Nach dem unbemerkten Überfahren der Grenze unterschieden sich die öden Lande  nur durch die Absenz von Schnee. Kein Blatt, keine Blume, kein Tier war zu sehen, nur kahle Äste, Lichter und Dunkelheit. Ich hätte heulen können, aber worüber? Gute Aussichten standen mir bevor. Croissants. Kakao. Möglicherweise noch ein wenig Schlaf. Freie Wahlmöglichkeit meiner Aktivitäten.
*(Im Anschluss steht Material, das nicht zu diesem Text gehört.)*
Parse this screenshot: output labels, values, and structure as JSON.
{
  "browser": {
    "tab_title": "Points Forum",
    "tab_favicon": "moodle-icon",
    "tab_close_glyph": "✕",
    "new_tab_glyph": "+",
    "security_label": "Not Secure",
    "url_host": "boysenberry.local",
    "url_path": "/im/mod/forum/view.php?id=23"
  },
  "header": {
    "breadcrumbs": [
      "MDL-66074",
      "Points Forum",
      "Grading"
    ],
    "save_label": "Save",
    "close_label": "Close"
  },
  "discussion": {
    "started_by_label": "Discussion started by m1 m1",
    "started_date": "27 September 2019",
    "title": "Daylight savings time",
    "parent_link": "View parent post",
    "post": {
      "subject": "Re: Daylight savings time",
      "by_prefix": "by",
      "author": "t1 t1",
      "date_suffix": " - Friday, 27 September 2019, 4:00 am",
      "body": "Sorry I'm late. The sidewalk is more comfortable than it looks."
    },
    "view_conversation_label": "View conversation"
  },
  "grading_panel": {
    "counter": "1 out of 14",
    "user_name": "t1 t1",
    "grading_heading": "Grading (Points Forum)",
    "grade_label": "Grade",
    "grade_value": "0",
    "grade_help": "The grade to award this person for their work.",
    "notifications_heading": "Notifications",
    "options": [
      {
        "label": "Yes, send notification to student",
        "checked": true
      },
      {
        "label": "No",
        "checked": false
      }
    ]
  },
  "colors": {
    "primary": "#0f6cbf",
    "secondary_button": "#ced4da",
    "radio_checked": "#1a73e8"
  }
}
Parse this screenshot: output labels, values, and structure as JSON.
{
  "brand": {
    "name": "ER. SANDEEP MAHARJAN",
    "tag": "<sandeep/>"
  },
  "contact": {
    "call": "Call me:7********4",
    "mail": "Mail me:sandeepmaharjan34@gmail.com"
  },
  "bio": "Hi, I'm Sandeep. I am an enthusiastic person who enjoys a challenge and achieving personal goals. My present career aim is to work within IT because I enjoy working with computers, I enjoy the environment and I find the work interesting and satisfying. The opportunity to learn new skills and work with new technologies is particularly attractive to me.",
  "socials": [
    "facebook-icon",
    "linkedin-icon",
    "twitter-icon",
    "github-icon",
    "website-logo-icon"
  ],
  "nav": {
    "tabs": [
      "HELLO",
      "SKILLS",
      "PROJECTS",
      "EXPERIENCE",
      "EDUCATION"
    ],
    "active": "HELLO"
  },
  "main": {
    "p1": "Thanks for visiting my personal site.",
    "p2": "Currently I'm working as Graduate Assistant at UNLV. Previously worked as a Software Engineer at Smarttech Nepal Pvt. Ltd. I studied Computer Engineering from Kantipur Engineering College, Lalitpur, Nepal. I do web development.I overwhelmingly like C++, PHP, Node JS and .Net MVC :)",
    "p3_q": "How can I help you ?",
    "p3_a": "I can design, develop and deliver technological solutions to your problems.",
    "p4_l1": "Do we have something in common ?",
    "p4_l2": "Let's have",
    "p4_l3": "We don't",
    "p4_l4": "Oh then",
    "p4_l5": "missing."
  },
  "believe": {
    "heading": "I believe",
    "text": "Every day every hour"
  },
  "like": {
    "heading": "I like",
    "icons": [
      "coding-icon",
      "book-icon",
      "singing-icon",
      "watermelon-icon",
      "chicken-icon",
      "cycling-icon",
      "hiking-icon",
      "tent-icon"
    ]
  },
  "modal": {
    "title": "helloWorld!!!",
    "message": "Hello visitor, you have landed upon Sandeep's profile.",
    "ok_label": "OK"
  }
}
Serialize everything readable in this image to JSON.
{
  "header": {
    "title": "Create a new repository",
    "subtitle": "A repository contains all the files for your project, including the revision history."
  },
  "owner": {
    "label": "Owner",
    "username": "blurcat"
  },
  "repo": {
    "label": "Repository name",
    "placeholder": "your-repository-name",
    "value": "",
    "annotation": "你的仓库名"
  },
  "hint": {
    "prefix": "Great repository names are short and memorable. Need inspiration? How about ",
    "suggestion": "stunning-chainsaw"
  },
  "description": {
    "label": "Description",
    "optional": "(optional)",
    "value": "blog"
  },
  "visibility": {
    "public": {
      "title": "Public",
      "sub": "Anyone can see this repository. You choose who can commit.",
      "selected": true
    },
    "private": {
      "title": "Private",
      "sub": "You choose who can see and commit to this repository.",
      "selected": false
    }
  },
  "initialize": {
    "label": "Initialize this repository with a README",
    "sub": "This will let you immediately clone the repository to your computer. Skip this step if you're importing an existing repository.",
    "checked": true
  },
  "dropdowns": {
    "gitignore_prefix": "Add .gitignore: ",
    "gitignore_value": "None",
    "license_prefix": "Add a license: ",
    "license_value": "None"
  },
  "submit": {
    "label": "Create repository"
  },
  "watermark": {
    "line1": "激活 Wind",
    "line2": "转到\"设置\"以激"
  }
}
Also kein Heulen und trotz der Isolation kein Gefühl der Einsamkeit. Ein einziger Knopfdruck und ich wäre wieder mit der weiten Welt verbunden, könnte meinen Gedanken in kürzerer Form Ausdruck geben und Widerhall finden.

Ich wusste selbst nicht, worauf ich wartete. Vielleicht auf den Sonnenaufgang, der erst viel später oder sogar nie erfolgen würde in diesen grauen Tagen. Immer noch blinkten Windräder in der Ferne. Dann die ersten Anzeichen von Wien. Die Überfahrt der Donau. Zuhause, dachte ich.